By: Richard Oxenberg

I. Introduction

Do the wealthy pay their fair share in taxes? How do we determine this “fair share”? Does the government have the right to tax some in order to provide services for others? What is the basis of this right? Is redistributive taxation a form of theft, as some on the political right claim, or might it indeed be mandated by the fundamental principles upon which a free society is founded? These are some of the questions that are up front and center for us in this political year.

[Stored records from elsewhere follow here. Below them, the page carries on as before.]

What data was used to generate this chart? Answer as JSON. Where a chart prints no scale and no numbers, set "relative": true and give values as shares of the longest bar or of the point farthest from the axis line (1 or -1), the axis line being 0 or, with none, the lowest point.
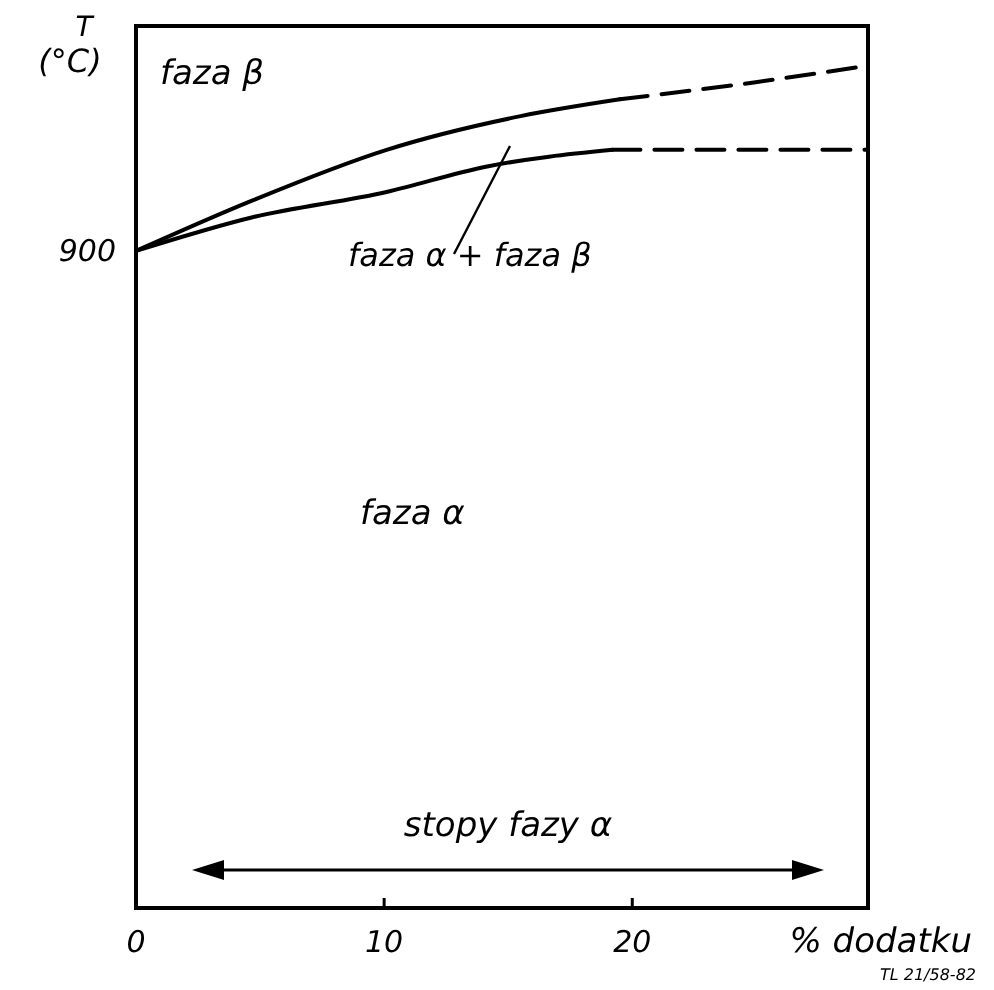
{
  "chart_data": {
    "type": "line",
    "relative": true,
    "xlabel": "% dodatku",
    "ylabel": "T (°C)",
    "xlim": [
      0,
      29.5
    ],
    "xticks": [
      0,
      10,
      20
    ],
    "grid": false,
    "marker": "none",
    "annotations": [
      "faza β",
      "faza α + faza β",
      "faza α",
      "stopy fazy α",
      {
        "text": "900",
        "x": 0,
        "y": 0.78
      },
      "TL 21/58-82"
    ],
    "series": [
      {
        "color": "#000000",
        "line_style": "solid",
        "x": [
          0,
          4.7,
          10.1,
          15.5,
          19.5
        ],
        "values": [
          0.78,
          0.84,
          0.9,
          0.94,
          0.96
        ]
      },
      {
        "color": "#000000",
        "line_style": "dashed",
        "x": [
          19.5,
          24.9,
          29.5
        ],
        "values": [
          0.96,
          0.98,
          1
        ]
      },
      {
        "color": "#000000",
        "line_style": "solid",
        "x": [
          0,
          4.7,
          10.1,
          14.1,
          19.2
        ],
        "values": [
          0.78,
          0.82,
          0.85,
          0.88,
          0.9
        ]
      },
      {
        "color": "#000000",
        "line_style": "dashed",
        "x": [
          19.2,
          29.5
        ],
        "values": [
          0.9,
          0.9
        ]
      }
    ]
  }
}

The purpose of the following essay is to explore the philosophical basis for answering such questions. In particular, I wish to  examine the philosophical underpinnings of what might be called “progressive liberalism,” by showing its derivation from the basic principles of classical liberalism – especially as these are developed by John Locke, whose theory of natural law and natural rights was instrumental in providing the ethical framework for the U.S. Declaration of Independence and Constitution.  I argue that a careful analysis of the right to property as developed by Locke shows that this right is neither absolute nor unlimited. Indeed, analysis shows that, considered in the light of modern capitalist society, to honor this right will demand a fairly robust and ongoing program of progressive taxation, aid to the poor, and social programs sufficient to bring the distribution of property into accord with the “difference principle” articulated by John Rawls. This principle implies that a just economic system must be such as to garner the freely proffered consent of its least advantaged members.